Be Creative… Be creative in term of presenting your heart to him or her. It’s not just a heart but its your heart and that’s what matters most. Me of course I go for the classic situation of dinner ( with my adobong pusit ) … a homemade dinner makes me comfortable and I know he loves dining. Think of situation where you both can be comfortable.

Be pretty… you should be pleasantly pretty when you declare your love, A good comfortable attire will make your sparkle. Its ugly to see you cry with an ugly shirt. And besides looking good makes you feel comfortable.

Open up now… say the word directly without any flowery or curly cues in the end. Just say the magic word… “I LOVE YOU” and don’t put any explanation to that, leave everything to the air.

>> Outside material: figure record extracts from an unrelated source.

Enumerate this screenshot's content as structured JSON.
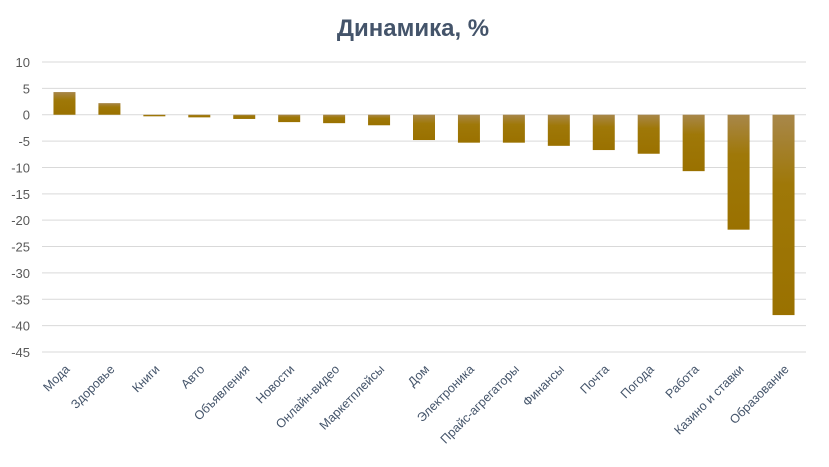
{
  "chart_data": {
    "type": "bar",
    "title": "Динамика, %",
    "xlabel": "",
    "ylabel": "",
    "ylim": [
      -45,
      10
    ],
    "y_ticks": [
      10,
      5,
      0,
      -5,
      -10,
      -15,
      -20,
      -25,
      -30,
      -35,
      -40,
      -45
    ],
    "grid": true,
    "legend": "none",
    "bar_color_top": "#a8874a",
    "bar_color_bottom": "#9a7100",
    "categories": [
      "Мода",
      "Здоровье",
      "Книги",
      "Авто",
      "Объявления",
      "Новости",
      "Онлайн-видео",
      "Маркетплейсы",
      "Дом",
      "Электроника",
      "Прайс-агрегаторы",
      "Финансы",
      "Почта",
      "Погода",
      "Работа",
      "Казино и ставки",
      "Образование"
    ],
    "values": [
      4.3,
      2.2,
      -0.3,
      -0.5,
      -0.8,
      -1.4,
      -1.6,
      -2.0,
      -4.8,
      -5.3,
      -5.3,
      -5.9,
      -6.7,
      -7.4,
      -10.7,
      -21.8,
      -38.0
    ]
  }
}
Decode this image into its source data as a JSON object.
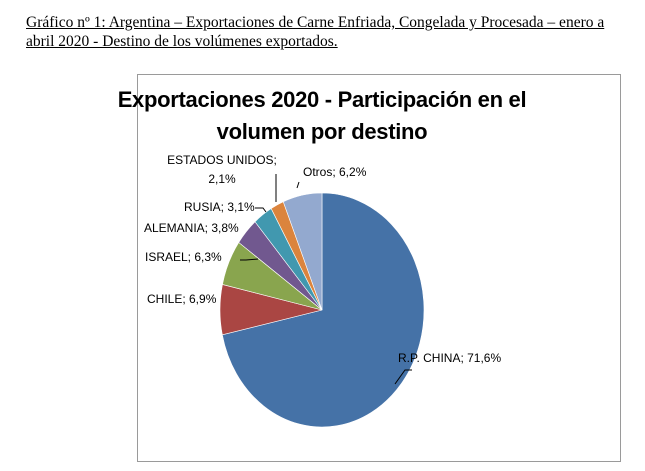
{
  "caption": "Gráfico nº 1: Argentina – Exportaciones de Carne Enfriada, Congelada y Procesada – enero a abril 2020 - Destino de los volúmenes exportados.",
  "chart_data": {
    "type": "pie",
    "title": "Exportaciones 2020 - Participación en el volumen por destino",
    "title_lines": [
      "Exportaciones 2020 - Participación en el",
      "volumen por destino"
    ],
    "categories": [
      "R.P. CHINA",
      "CHILE",
      "ISRAEL",
      "ALEMANIA",
      "RUSIA",
      "ESTADOS UNIDOS",
      "Otros"
    ],
    "values": [
      71.6,
      6.9,
      6.3,
      3.8,
      3.1,
      2.1,
      6.2
    ],
    "unit": "%",
    "colors": [
      "#4572a7",
      "#aa4643",
      "#89a54e",
      "#71588f",
      "#4198af",
      "#db843d",
      "#93a9cf"
    ],
    "labels": [
      "R.P. CHINA; 71,6%",
      "CHILE; 6,9%",
      "ISRAEL; 6,3%",
      "ALEMANIA; 3,8%",
      "RUSIA; 3,1%",
      "ESTADOS UNIDOS;",
      "Otros; 6,2%"
    ],
    "label_extra": {
      "ESTADOS UNIDOS": "2,1%"
    },
    "legend": "none"
  }
}
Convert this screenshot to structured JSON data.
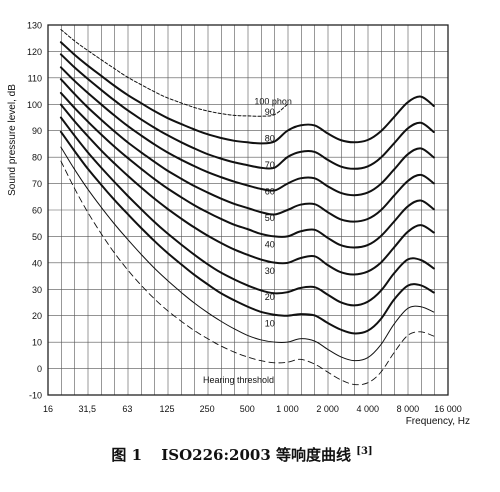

Accept… whatever his or her response you must respect that. And don’t push, just accept it…Cry your heart out if it’s no good but not in front of him or her. Nevertheless the important thing there is that you put everything at rest.

Yup that’s it kids when you felt like telling someone about your feeling to someone you love, do it now before its too late. The world is getting older and we are not superman so I think is the time for you to declare your love for him or for her…

Mwahh…. There you go little dummies…

Excuse me don’t correct my grammar again…
HAPPY V-DAY!!!






4 comments:

kawadjan said...

cute!

fuchsiaboy said...

hahaha! alam ko kung sino sya!!!!

Miss Bubbles Cojuanco said...

shhhhhh... nakakahiya... no hehehehe

David Rosali said...

haay, nakakakilig naman ang essay na itoh.